PAC chairperson Beatrice Mwangonde said in an interview on Friday that the committee adopted the reports in the end after resolving that their colleagues in the National Assembly would need reports of the meetings in the next Parliament.

Mwangonde: We moved the motion
Mwangonde: We moved the motion

She said: “It became very important to conclude business despite never having looked at the full reports.

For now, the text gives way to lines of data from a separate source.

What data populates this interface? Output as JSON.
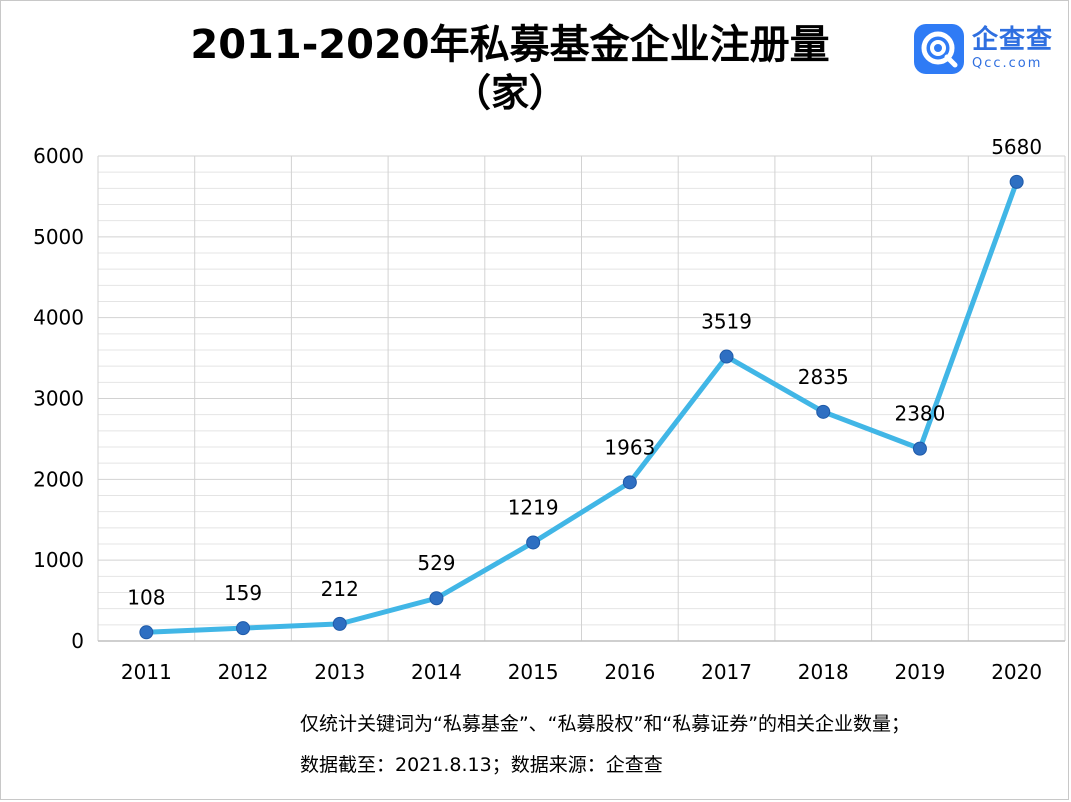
{
  "header": {
    "title": "2011-2020年私募基金企业注册量",
    "subtitle": "（家）"
  },
  "logo": {
    "name": "企查查",
    "sub": "Qcc.com",
    "icon": "qcc-logo-icon",
    "color": "#2f7bf5"
  },
  "notes": {
    "line1": "仅统计关键词为“私募基金”、“私募股权”和“私募证券”的相关企业数量；",
    "line2": "数据截至：2021.8.13；数据来源：企查查"
  },
  "chart_data": {
    "type": "line",
    "title": "2011-2020年私募基金企业注册量",
    "ylabel": "（家）",
    "xlabel": "",
    "ylim": [
      0,
      6000
    ],
    "yticks": [
      0,
      1000,
      2000,
      3000,
      4000,
      5000,
      6000
    ],
    "grid": true,
    "categories": [
      "2011",
      "2012",
      "2013",
      "2014",
      "2015",
      "2016",
      "2017",
      "2018",
      "2019",
      "2020"
    ],
    "values": [
      108,
      159,
      212,
      529,
      1219,
      1963,
      3519,
      2835,
      2380,
      5680
    ],
    "line_color": "#41b6e6",
    "marker_color": "#2e6fc2"
  }
}
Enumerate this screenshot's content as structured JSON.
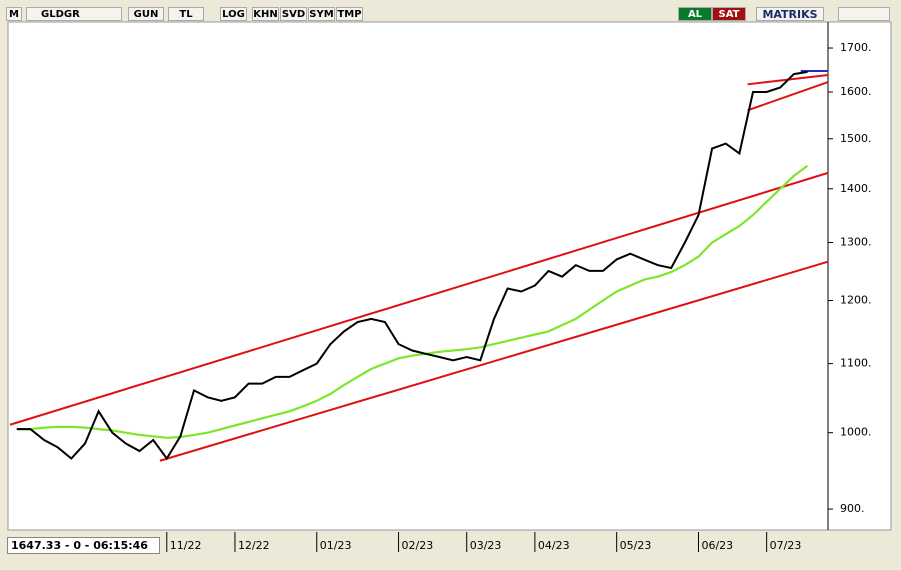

We moved a motion adopting the reports because we want to see it presented to [the next] Parliament.”

Mwangonde said the committee decided that it would be unfair for the nation not to know what has transpired since revelations that money was carelessly looted from government coffers last September.

She said it was the duty of the committee through its oversight mandate to table the report before Parliament for the benefit of all members.

“If Parliament is called anytime soon, we want these reports tabled, but also for the sake of continuity, we need to get to the bottom of this matter and it is my hope that even if Parliament does not meet, the reports will be forwarded to the next Parliament after the May 20 2014 Tripartite Elections.

Besides the two reports, PAC plans to forward an additional report of its meetings with various stakeholders who included former Ministry of Finance budget director Paul Mphwiyo, the Anti-Corruption Bureau (ACB), former auditor general and the former accountant general.

The forensic audit, carried out on behalf of the National Audit Office (NAO) by a British firm Baker Tilly, found that K13 billion was lost from government coffers through various means, among them, siphoning hard cash using private companies between April and September last year.

The K92 billion audit into the Central Payment System, which NAO carried out commissioned by the Treasury, has met with resistance from members of Parliament (MPs) who were in Cabinet at the time because it lacked details of perpetrators.